Rain is vital to life in the Hawaiian Islands. Hawaiʻi receives rain from trade winds and Kona storms. Cloud formation by trade winds are the most reliable source of rain, and therefore freshwater. In the last 20 years, Hawaiʻi has already seen a reduction in trade wind days and a nearly 15% decrease in rainfall. Drought conditions are only expected to worsen, lessening the amount of freshwater recharge and water in our streams.


Rainfall feeds streams through base flow and storm flow. Stream base flow is supplied by water from underground aquifers and maintains water in streams during periods between rainfall events. Storm flow from heavy, fast rainfall causes stream levels to rise and the amount of water running into the ocean to increase during and immediately after rainfall.

It is predicted that as air temperature rises from climate change, precipitation will decrease in wet areas—reducing freshwater availability, and increase in drier areas not adept to heavy rainfall events—causing flooding.

Stream diversions prevent stream systems from following naturally. During and after a storm, waters can built up in streams not meant for large, quick flows, causing flooding in surrounding areas and harm to residents that live near streams and rivers.


Freshwater resources are already limited in the Hawaiian Islands and will only become more limited as climate change impacts increase.

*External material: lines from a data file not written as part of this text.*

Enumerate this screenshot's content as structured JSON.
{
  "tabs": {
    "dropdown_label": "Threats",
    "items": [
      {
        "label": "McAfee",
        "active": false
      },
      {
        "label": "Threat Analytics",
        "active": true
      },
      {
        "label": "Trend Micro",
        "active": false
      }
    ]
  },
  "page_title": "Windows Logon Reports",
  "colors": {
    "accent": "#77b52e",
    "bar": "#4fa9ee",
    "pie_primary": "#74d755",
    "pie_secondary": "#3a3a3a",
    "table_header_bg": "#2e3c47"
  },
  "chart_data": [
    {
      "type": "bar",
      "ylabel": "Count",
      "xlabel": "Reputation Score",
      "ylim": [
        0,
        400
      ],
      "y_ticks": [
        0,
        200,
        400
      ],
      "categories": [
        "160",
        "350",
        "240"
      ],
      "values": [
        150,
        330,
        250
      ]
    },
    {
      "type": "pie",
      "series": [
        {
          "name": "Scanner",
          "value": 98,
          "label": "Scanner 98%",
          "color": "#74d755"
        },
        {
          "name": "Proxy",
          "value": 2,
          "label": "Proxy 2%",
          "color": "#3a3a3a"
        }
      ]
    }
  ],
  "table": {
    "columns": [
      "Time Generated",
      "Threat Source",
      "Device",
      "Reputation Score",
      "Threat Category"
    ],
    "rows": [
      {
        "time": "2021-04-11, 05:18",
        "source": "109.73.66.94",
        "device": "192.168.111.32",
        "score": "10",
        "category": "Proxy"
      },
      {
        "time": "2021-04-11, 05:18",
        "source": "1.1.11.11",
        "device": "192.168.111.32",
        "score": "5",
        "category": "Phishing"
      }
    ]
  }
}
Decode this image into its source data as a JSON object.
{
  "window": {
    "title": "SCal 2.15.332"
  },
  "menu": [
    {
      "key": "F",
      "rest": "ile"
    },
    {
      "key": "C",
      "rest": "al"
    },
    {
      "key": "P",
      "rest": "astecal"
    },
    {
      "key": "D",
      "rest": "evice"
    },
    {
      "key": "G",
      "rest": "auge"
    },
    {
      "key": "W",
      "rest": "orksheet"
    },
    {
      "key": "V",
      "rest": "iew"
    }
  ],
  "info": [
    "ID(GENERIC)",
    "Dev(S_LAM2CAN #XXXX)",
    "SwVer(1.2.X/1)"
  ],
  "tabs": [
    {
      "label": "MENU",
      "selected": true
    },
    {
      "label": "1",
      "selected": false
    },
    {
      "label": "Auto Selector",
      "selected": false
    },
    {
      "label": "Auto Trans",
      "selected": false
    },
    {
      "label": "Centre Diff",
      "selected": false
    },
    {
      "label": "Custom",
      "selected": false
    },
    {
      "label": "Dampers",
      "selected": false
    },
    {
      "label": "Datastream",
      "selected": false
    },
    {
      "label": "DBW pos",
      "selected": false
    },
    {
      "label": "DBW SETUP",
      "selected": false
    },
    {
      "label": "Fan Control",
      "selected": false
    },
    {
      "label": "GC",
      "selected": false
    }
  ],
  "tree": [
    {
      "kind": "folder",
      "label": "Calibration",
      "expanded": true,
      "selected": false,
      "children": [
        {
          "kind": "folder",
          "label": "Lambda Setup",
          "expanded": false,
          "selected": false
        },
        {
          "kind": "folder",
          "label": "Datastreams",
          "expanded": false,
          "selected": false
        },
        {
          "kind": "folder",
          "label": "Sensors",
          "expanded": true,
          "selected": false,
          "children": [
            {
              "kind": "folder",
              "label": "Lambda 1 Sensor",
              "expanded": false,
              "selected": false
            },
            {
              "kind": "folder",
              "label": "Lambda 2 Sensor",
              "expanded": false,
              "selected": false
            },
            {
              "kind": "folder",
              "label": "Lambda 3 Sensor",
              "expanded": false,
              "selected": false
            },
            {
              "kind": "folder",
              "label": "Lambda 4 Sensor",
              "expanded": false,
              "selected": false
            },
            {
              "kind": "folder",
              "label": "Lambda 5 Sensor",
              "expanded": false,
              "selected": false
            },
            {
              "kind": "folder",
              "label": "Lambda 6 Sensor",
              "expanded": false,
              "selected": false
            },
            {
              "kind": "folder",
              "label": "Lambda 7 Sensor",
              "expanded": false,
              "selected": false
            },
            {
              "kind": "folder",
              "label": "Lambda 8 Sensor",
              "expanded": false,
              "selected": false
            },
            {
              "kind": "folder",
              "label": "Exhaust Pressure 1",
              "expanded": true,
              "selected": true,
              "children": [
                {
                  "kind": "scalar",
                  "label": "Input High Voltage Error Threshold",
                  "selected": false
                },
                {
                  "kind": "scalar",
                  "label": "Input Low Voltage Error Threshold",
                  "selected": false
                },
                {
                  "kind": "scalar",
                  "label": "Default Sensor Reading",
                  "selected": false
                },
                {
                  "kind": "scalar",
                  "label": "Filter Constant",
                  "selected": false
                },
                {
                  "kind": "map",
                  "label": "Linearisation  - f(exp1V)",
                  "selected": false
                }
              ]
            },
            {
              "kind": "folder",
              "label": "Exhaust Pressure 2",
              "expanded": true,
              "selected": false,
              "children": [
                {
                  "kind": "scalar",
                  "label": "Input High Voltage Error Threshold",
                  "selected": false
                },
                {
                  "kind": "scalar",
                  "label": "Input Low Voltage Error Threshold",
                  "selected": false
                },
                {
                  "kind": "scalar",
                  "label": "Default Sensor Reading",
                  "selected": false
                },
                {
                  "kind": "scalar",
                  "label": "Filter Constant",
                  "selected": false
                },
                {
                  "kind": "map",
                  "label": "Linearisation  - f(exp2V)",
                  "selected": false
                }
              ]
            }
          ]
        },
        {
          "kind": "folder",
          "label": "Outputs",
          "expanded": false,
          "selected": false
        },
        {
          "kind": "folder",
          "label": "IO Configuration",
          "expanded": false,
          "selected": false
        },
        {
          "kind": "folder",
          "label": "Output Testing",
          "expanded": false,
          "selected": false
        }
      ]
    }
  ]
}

Hawaiʻi’s aquifers hold a lens of freshwater on top of the denser, salt water. Rainfall, fog drip, and surface waters seep into the ground recharging the freshwater lens and displacing the saltwater. However, as sea levels continue to rise and precipitation decreases from climate change, the opposite will occur—saltwater will displace more and more of the freshwater in Hawaiʻi’s aquifers, reducing the quality and quantity of freshwater.

Learn more about Hawaiʻi’s freshwater availability in the face on climate change here.


Our water landscape is changing, ever so quickly. We must protect what water resources we have now to ensure access to quality drinking water for generations to come.